訪日客に詳しい静岡経済研究所調査部の岩本真弥調査グループ長は「(クルーズ船の乗客に特に多い欧米系の訪日客の中には)日本の文化や生活様式に関心を持っている人は多い。われわれが気付かないことも魅力に映ることがある」と分析する。
■足延ばすクルーズ欧米客
清水港は最近10年間でクルーズ船の寄港が6倍以上増加した。2025年度は過去最多の約110隻が訪れる予定。船内でツアーごとにフェイスブックのグループができ、乗客同士が訪問先のおすすめを自由に情報交換しているという。
市中心部の呉服町通りにある商店街の刃物店や雑貨店も、近年では訪日客が多く訪れる人気観光スポットになっているようだ。
包丁などを販売する1924年創業の「刃物の政豊」は、すでに売り上げの2割以上が訪日客。

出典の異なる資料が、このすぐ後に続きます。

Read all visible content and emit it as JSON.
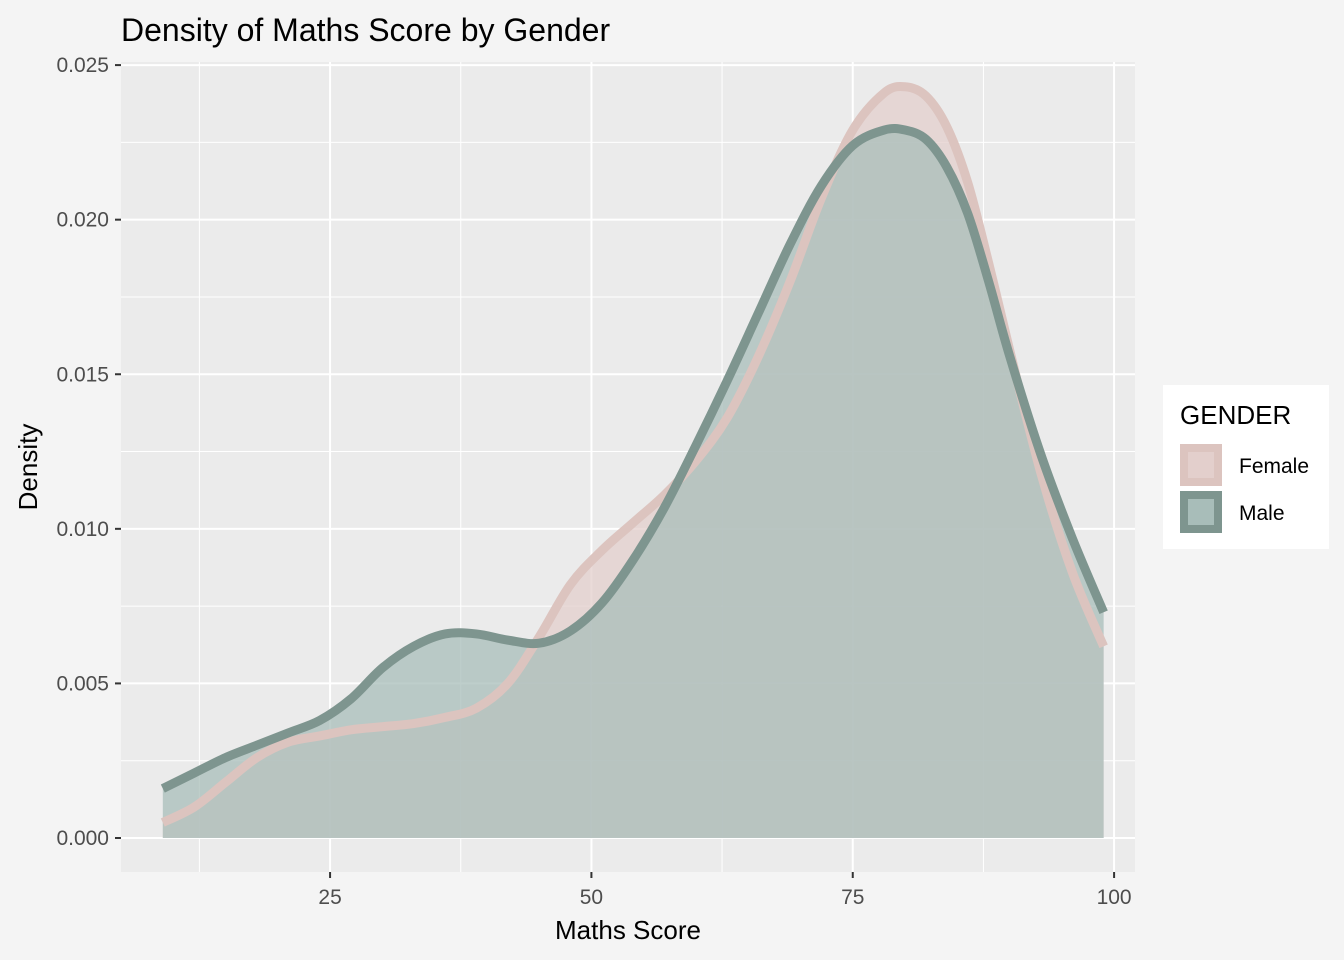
{
  "chart_data": {
    "type": "area",
    "title": "Density of Maths Score by Gender",
    "xlabel": "Maths Score",
    "ylabel": "Density",
    "xlim": [
      5,
      102
    ],
    "ylim": [
      -0.0011,
      0.0251
    ],
    "x_ticks": [
      25,
      50,
      75,
      100
    ],
    "x_tick_labels": [
      "25",
      "50",
      "75",
      "100"
    ],
    "y_ticks": [
      0,
      0.005,
      0.01,
      0.015,
      0.02,
      0.025
    ],
    "y_tick_labels": [
      "0.000",
      "0.005",
      "0.010",
      "0.015",
      "0.020",
      "0.025"
    ],
    "grid": true,
    "legend": {
      "title": "GENDER",
      "position": "right"
    },
    "series": [
      {
        "name": "Female",
        "fill": "#e3cfcc",
        "line": "#dcc4bf",
        "x": [
          9,
          12,
          15,
          18,
          21,
          24,
          27,
          30,
          33,
          36,
          39,
          42,
          45,
          48,
          51,
          54,
          57,
          60,
          63,
          66,
          69,
          72,
          75,
          78,
          80,
          82,
          84,
          86,
          88,
          90,
          93,
          96,
          99
        ],
        "y": [
          0.0005,
          0.001,
          0.0018,
          0.0026,
          0.0031,
          0.0033,
          0.0035,
          0.0036,
          0.0037,
          0.0039,
          0.0042,
          0.005,
          0.0065,
          0.0082,
          0.0093,
          0.0102,
          0.0111,
          0.0122,
          0.0136,
          0.0156,
          0.018,
          0.0207,
          0.0229,
          0.0241,
          0.0243,
          0.024,
          0.023,
          0.0212,
          0.0186,
          0.0158,
          0.0118,
          0.0086,
          0.0062
        ]
      },
      {
        "name": "Male",
        "fill": "#a8bdb9",
        "line": "#7e958f",
        "x": [
          9,
          12,
          15,
          18,
          21,
          24,
          27,
          30,
          33,
          36,
          39,
          42,
          45,
          48,
          51,
          54,
          57,
          60,
          63,
          66,
          69,
          72,
          75,
          78,
          80,
          82,
          84,
          86,
          88,
          90,
          93,
          96,
          99
        ],
        "y": [
          0.0016,
          0.0021,
          0.0026,
          0.003,
          0.0034,
          0.0038,
          0.0045,
          0.0055,
          0.0062,
          0.0066,
          0.0066,
          0.0064,
          0.0063,
          0.0067,
          0.0076,
          0.009,
          0.0107,
          0.0127,
          0.0148,
          0.017,
          0.0192,
          0.0211,
          0.0224,
          0.0229,
          0.0229,
          0.0226,
          0.0217,
          0.0202,
          0.018,
          0.0156,
          0.0124,
          0.0097,
          0.0073
        ]
      }
    ]
  }
}
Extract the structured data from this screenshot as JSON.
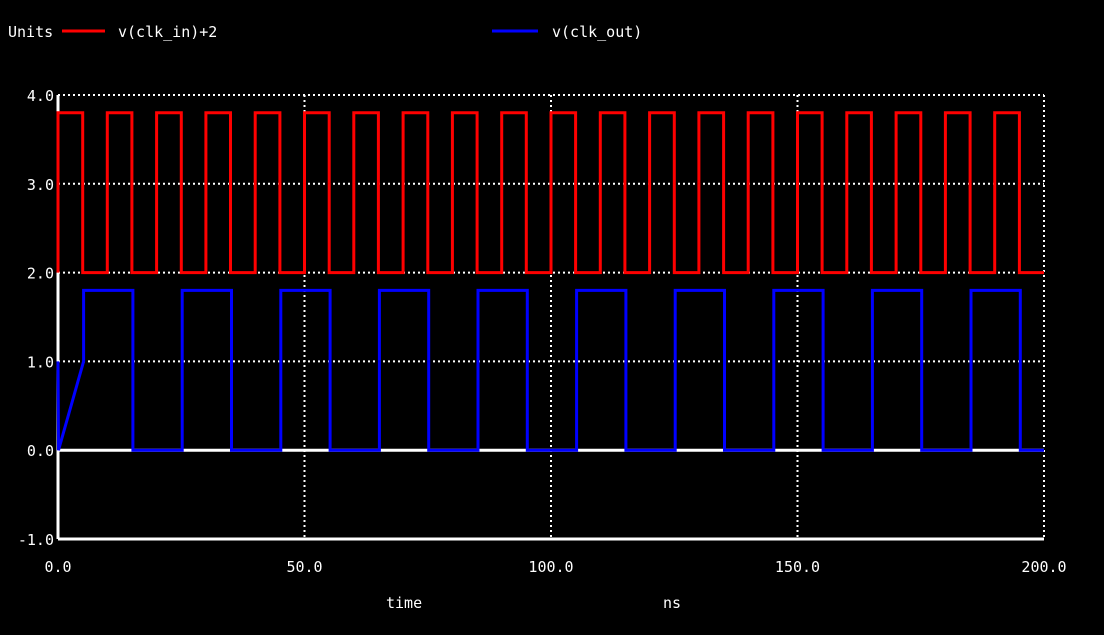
{
  "chart_data": {
    "type": "line",
    "ylabel": "Units",
    "xlabel": "time",
    "xunit": "ns",
    "xlim": [
      0,
      200
    ],
    "ylim": [
      -1,
      4
    ],
    "xticks": [
      0,
      50,
      100,
      150,
      200
    ],
    "xtick_labels": [
      "0.0",
      "50.0",
      "100.0",
      "150.0",
      "200.0"
    ],
    "yticks": [
      -1,
      0,
      1,
      2,
      3,
      4
    ],
    "ytick_labels": [
      "-1.0",
      "0.0",
      "1.0",
      "2.0",
      "3.0",
      "4.0"
    ],
    "grid": true,
    "series": [
      {
        "name": "v(clk_in)+2",
        "color": "#ff0000",
        "kind": "square",
        "period": 10,
        "start_high": 0,
        "high_duration": 5,
        "low": 2.0,
        "high": 3.8
      },
      {
        "name": "v(clk_out)",
        "color": "#0000ff",
        "kind": "square",
        "period": 20,
        "start_high": 5.2,
        "high_duration": 10,
        "low": 0.0,
        "high": 1.8,
        "initial": 1.0
      }
    ]
  }
}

28日午前に訪れたドイツ人観光客のリザさん(35)は刺し身包丁1本と文化包丁1本を購入。沼田千晴社長(57)は「皆、鋼材の種類などよく調べて買いに来る」と舌を巻く。公認会計士で雑貨店「三保原屋」社長の堀高輔さん(38)は「店や商品のルーツを聞かれることが多い。ずっと商店街で店を出してきた伝統や歴史が強みになっている。ビジネスチャンスを訪日客に気付かせてもらっている」と話す。
■清水港の船客 実態調査へ
静岡市や地元企業などでつくる「清水港客船誘致委員会」は5月に計3回、国際クルーズ船の乗客が寄港した後の立ち寄り先を調査する。乗客に台紙代わりの富士山柄のハンカチを渡し、市内9カ所を巡ってもらうスタンプラリーを検討。立ち寄り先のデータを分析し、モデルコースの提案につなげるとしている。
中心市街地「おまち」の活性化を推進する「I Love しずおか協議会」でインバウンド部会長を務める杉沢恒静岡鉄道取締役は「訪日客の訪問先は日本人が『こうであろう』というものではない。今後、同様の調査があれば協力していく」などとした。